The renormalized stress tensor in Kerr space-time: general results

TL;DR

This paper establishes general constraints on the renormalized stress tensor in Kerr space-time, analyzes various vacuum states, and discusses the challenges in defining a Hartle-Hawking-like state.

Contribution

It derives universal conditions for the stress tensor in Kerr space-time and examines the properties and limitations of different vacuum states.

Findings

Constraints on stress tensor form derived from physical principles.

Analysis of the Unruh vacuum at horizon and infinity.

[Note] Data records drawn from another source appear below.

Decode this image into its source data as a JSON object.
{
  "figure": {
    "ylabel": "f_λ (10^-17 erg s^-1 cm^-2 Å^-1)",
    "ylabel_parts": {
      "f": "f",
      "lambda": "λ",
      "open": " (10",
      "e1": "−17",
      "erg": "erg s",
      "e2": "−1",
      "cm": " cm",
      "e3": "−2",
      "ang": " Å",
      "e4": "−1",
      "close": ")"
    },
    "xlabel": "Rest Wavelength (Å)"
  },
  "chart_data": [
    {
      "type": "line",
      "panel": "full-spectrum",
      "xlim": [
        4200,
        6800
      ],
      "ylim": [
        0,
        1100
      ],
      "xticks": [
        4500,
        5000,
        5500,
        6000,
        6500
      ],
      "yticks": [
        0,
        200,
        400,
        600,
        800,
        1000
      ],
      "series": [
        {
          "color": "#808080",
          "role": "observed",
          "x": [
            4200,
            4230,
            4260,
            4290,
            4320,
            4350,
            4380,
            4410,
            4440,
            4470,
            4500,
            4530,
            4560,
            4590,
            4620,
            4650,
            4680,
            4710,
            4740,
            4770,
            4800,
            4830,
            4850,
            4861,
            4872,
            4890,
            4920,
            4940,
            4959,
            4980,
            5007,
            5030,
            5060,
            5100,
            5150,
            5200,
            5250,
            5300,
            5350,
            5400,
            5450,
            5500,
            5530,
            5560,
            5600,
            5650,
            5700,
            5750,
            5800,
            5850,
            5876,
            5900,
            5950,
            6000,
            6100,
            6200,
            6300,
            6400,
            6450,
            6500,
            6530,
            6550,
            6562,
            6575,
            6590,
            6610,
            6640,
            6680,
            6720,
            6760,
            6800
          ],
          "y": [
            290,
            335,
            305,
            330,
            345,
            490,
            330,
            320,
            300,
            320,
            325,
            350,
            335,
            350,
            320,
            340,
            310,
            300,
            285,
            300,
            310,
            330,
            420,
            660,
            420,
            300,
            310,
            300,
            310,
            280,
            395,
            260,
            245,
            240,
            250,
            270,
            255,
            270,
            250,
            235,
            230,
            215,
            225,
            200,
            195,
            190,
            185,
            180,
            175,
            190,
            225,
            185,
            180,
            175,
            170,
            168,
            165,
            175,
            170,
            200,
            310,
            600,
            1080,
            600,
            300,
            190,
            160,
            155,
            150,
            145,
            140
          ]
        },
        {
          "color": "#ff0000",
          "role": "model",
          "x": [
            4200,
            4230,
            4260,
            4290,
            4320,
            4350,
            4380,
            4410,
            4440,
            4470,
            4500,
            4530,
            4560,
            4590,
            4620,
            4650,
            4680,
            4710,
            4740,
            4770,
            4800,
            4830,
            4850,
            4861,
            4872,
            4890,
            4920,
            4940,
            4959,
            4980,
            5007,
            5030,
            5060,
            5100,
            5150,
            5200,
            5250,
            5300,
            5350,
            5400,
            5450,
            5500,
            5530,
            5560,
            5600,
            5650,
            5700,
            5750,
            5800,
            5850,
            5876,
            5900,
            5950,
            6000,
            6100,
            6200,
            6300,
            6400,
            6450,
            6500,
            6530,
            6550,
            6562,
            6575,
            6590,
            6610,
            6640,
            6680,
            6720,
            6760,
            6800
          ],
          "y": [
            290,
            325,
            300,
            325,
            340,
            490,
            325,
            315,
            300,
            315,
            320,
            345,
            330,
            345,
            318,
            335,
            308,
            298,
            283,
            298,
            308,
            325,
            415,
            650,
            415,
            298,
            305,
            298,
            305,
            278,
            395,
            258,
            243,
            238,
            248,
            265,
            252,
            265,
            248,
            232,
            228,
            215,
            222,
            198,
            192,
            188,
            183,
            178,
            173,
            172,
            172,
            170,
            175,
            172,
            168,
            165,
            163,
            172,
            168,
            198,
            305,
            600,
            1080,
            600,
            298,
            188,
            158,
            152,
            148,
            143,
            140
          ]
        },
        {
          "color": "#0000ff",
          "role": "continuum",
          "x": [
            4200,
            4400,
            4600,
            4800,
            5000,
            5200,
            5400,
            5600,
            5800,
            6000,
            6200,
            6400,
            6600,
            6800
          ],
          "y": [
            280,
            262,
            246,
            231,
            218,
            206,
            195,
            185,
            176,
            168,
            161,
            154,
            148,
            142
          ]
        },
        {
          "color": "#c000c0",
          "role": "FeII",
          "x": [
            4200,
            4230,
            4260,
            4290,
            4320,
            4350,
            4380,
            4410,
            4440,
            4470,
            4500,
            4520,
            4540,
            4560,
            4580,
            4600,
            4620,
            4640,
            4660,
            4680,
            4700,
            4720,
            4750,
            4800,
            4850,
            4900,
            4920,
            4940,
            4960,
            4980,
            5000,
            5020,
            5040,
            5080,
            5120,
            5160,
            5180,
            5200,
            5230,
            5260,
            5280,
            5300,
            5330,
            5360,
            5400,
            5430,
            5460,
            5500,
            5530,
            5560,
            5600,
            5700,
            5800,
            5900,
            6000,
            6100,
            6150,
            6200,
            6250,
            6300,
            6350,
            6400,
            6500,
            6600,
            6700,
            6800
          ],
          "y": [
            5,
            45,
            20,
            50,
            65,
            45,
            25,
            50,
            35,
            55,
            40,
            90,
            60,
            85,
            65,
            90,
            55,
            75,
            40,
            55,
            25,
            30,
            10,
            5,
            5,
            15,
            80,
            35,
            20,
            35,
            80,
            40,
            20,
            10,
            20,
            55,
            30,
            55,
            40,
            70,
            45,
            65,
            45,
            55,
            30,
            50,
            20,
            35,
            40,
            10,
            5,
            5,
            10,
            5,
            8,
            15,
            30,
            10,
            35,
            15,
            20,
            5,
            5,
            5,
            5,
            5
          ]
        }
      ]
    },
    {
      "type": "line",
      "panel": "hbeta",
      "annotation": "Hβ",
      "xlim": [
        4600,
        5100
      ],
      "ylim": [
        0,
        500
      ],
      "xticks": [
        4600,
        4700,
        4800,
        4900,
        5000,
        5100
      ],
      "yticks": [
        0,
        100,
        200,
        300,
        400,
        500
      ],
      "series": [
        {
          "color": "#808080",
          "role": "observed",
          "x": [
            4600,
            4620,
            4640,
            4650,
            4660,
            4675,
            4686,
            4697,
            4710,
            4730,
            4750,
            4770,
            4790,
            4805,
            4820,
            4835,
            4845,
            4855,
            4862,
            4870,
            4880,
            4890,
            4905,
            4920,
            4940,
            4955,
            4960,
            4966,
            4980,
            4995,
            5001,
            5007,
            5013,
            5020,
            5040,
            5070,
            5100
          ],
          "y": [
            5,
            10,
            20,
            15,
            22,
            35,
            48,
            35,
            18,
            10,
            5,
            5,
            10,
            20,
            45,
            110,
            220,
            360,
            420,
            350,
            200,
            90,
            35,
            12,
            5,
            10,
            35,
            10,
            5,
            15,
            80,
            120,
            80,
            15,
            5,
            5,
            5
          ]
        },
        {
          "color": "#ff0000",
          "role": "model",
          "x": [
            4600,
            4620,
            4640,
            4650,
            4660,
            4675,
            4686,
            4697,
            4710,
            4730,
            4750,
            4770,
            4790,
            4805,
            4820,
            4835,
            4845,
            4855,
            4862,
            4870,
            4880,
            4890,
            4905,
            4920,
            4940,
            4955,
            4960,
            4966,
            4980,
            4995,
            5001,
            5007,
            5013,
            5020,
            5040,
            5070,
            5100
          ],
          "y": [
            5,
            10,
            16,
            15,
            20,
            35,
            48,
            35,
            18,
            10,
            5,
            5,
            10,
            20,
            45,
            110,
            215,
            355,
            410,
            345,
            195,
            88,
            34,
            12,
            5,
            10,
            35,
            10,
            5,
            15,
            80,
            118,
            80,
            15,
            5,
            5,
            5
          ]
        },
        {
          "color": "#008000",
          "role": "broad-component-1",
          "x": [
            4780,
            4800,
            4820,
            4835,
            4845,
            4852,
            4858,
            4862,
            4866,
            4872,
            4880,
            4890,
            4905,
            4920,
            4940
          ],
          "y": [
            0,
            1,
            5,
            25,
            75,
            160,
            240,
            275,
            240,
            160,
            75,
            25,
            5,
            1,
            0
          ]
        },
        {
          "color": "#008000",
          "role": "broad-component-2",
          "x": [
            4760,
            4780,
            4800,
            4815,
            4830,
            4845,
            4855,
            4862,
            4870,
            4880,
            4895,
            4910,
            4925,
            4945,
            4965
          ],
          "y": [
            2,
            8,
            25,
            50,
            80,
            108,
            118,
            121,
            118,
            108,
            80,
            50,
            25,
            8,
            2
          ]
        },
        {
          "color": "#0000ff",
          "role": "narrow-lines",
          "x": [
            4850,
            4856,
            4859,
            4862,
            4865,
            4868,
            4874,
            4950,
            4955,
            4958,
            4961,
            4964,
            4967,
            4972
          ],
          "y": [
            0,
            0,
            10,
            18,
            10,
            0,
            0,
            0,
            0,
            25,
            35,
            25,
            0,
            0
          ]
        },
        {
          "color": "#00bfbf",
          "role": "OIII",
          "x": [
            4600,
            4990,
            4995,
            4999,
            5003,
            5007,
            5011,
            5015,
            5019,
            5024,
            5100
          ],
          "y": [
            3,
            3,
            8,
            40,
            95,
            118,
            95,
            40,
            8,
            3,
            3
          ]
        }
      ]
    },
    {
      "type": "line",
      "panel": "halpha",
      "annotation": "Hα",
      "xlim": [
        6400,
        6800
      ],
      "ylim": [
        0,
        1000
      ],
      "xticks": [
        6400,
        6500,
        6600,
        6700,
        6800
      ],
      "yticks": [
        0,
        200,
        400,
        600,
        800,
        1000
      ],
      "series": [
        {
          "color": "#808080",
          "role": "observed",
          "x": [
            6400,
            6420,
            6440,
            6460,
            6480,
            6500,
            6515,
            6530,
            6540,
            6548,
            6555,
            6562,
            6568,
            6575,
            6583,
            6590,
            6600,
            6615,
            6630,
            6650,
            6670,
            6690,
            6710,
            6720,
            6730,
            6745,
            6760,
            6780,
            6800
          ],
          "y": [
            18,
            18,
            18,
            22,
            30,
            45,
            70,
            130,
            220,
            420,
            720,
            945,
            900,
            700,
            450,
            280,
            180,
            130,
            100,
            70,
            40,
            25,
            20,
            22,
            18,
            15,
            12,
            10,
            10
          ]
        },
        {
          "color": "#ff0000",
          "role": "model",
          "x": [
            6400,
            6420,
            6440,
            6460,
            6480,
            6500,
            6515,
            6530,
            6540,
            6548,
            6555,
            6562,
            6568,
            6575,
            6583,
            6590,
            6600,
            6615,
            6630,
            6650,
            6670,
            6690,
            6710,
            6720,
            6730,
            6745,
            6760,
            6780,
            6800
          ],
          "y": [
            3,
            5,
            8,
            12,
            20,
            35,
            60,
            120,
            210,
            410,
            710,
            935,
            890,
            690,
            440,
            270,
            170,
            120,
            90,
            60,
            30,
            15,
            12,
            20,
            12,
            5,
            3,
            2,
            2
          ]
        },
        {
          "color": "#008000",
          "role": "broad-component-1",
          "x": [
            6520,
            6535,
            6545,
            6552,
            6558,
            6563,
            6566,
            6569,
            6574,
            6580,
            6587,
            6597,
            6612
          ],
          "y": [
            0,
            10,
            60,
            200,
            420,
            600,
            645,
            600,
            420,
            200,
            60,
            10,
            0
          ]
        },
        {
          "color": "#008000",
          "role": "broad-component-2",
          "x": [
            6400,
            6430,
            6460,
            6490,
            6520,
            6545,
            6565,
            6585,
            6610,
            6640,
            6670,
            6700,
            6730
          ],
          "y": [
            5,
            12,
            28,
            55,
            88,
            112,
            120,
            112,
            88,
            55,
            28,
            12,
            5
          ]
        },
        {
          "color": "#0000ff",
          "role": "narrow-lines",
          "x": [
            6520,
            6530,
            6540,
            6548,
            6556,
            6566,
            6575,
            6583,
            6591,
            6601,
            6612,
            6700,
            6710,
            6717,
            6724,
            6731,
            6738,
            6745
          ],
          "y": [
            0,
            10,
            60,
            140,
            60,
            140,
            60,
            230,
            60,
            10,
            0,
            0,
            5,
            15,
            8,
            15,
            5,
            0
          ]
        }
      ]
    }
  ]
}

Discussion on the non-existence of a vacuum empty at both past and future null infinity.

Abstract

We derive constraints on the form of the renormalized stress tensor for states on Kerr space-time based on general physical principles: symmetry, the conservation equations, the trace anomaly and regularity on (sections of) the event horizon. This is then applied to the physical vacua of interest. We introduce the concept of past and future Boulware vacua and discuss the non-existence of a state empty at both scri- and scri+. By calculating the stress tensor for the Unruh vacuum at the event horizon and at infinity, we are able to check our earlier conditions. We also discuss the difficulties of defining a state equivalent to the Hartle-Hawking vacuum and comment on the properties of two candidates for this state.